Large-scale Empirical Evidence: Comprehensive coverage of 96 languages, 19 phonological features, 3 S3M models, and layer-wise analysis across 25 layers.
Potential for Controllable Synthesis: Continuous control of acoustic features via phonological vector scaling offers new pathways for interpretable speech synthesis.

Limitations & Future Work¶

Only 3 English pre-trained S3Ms (wav2vec 2.0, HuBERT, WavLM) were tested; multilingual pre-trained models were not included.
Vocoder resynthesis quality may introduce noise, affecting the precision of acoustic measurements.
Current analysis focus is on the phoneme level; higher-level compositionality (e.g., syllables, prosody) remains unexplored.
Future work could explore using phonological vectors for controllable voice conversion or speech enhancement applications.

vs. word2vec Analogy Test: This work uses a statistical confidence interval-based evaluation rather than the 3CosAdd/3CosMul methods of Mikolov et al. (2013b), ensuring higher robustness.
vs. Traditional Speech Probing: While traditional probing focuses on what information is encoded, this work reveals the compositional structure of that information.
vs.
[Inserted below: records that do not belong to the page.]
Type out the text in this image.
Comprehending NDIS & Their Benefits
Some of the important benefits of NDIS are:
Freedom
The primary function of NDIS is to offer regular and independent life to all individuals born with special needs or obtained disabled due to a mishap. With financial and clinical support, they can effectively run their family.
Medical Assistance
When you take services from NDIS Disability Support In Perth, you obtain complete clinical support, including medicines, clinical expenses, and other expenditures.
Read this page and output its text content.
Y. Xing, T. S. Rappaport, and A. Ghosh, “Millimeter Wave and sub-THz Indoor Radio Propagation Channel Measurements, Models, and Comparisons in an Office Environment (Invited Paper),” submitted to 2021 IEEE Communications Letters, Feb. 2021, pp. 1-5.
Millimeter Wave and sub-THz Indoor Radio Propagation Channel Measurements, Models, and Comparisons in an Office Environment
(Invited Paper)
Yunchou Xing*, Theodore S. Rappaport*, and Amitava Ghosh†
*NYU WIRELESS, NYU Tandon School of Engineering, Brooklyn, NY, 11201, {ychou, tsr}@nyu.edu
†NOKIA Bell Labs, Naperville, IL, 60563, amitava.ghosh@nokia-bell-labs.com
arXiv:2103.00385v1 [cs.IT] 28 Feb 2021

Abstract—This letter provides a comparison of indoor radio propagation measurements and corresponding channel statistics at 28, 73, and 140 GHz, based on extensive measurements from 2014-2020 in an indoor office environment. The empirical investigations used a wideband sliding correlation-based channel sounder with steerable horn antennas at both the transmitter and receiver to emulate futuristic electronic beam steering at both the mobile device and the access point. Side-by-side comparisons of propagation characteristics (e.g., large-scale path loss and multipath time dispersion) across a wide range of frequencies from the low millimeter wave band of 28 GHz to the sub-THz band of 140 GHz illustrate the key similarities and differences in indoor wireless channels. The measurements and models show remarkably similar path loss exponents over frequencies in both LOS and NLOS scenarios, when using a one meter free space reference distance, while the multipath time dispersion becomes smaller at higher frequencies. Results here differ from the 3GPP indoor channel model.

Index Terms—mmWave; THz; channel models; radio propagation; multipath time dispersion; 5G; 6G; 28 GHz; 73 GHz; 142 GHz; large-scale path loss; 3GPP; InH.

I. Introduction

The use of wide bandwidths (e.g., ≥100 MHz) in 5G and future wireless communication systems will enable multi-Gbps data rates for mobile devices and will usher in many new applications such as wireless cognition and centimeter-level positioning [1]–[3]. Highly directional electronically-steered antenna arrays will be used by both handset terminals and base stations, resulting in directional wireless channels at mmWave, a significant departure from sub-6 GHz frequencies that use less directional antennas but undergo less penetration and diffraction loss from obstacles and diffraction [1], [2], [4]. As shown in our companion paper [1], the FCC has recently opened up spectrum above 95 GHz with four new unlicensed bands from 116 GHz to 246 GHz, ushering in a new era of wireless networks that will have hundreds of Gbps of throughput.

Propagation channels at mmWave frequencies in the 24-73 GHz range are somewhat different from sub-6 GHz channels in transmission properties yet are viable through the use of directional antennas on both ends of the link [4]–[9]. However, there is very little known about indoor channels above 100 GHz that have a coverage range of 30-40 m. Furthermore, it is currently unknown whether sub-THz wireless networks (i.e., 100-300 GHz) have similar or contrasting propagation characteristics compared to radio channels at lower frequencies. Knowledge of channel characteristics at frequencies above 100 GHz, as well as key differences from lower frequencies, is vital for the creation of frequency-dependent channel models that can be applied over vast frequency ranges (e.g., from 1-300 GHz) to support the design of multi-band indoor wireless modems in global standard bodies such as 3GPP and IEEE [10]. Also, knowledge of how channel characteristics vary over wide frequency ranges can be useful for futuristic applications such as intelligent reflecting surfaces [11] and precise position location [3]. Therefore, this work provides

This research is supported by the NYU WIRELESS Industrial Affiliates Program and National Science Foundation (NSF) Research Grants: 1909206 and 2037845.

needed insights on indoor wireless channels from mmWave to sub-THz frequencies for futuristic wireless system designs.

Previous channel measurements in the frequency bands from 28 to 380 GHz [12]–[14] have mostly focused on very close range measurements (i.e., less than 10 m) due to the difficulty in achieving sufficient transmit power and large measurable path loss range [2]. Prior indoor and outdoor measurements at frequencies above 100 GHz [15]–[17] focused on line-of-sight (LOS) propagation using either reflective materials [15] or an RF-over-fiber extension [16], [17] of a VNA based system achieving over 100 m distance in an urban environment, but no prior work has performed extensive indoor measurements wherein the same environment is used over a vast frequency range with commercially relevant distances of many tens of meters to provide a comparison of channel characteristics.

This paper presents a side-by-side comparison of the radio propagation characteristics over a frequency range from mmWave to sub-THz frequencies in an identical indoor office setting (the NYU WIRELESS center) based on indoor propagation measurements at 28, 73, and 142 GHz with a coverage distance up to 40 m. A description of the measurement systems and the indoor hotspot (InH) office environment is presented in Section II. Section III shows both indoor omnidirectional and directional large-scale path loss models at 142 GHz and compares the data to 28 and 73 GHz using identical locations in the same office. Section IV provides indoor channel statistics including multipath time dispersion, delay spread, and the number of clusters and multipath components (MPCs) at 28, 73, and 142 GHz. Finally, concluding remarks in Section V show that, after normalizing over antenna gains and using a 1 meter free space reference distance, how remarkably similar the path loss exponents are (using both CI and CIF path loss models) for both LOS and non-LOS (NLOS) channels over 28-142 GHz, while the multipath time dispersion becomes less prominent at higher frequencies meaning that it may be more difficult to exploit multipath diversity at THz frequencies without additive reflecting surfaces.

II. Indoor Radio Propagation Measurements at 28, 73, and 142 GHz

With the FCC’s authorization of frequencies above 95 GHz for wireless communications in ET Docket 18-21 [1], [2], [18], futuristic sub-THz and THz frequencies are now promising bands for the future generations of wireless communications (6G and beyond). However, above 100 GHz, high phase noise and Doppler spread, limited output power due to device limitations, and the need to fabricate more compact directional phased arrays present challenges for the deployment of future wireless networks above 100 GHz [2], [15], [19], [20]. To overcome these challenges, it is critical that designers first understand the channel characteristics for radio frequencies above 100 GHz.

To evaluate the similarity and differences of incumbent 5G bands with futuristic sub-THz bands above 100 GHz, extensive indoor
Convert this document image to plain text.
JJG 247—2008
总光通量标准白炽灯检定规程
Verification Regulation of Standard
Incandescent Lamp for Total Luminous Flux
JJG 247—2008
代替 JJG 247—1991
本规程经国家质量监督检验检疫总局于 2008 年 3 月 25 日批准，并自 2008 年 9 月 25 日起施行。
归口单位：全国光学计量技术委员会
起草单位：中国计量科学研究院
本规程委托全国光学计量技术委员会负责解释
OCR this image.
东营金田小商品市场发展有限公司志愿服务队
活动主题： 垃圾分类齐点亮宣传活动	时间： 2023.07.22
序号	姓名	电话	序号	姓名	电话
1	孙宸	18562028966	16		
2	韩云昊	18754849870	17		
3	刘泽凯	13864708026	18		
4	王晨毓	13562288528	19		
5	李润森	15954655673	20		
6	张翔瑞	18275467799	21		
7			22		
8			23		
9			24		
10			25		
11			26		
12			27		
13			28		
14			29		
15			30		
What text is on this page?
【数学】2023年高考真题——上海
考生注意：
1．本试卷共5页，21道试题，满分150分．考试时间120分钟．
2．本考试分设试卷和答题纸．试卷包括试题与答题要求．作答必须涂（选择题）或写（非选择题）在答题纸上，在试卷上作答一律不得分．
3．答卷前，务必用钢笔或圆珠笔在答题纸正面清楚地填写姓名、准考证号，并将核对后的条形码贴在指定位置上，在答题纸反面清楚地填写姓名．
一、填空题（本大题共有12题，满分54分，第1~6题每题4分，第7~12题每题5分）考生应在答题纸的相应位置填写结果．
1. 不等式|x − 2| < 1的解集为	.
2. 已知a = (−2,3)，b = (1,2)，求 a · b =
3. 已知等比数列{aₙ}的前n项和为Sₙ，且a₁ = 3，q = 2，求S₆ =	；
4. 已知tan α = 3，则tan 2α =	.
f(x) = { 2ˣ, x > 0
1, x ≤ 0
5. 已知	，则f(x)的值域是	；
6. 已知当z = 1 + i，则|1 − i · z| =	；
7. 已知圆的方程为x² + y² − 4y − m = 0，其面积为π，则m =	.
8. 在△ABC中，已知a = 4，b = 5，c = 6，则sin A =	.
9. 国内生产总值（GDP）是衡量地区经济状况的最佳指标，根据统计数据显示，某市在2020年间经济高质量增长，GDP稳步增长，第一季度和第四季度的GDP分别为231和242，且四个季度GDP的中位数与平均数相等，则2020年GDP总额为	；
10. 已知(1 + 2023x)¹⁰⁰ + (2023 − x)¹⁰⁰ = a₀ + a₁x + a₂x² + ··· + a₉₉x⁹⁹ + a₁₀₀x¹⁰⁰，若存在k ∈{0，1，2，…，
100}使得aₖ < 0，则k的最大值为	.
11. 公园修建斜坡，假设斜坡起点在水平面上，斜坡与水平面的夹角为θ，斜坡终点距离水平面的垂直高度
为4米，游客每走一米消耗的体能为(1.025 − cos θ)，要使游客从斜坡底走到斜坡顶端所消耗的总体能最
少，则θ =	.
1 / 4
Choi et al. (2024): Building upon prior clustering analyses that found S3Ms form phoneme clusters, this work identifies the linear relationships between those clusters.

Rating¶

Novelty: ⭐⭐⭐⭐⭐ First systematic proof of phonological vector arithmetic in S3Ms; highly novel concept.
Experimental Thoroughness: ⭐⭐⭐⭐⭐ Extremely comprehensive analysis across 96 languages and 19 features.
Writing Quality: ⭐⭐⭐⭐⭐ Fluent prose, clear diagrams, and an elegant introduction of analogies.
Value: ⭐⭐⭐⭐ Deepens the understanding of S3M representation structures with implications for speech synthesis and analysis.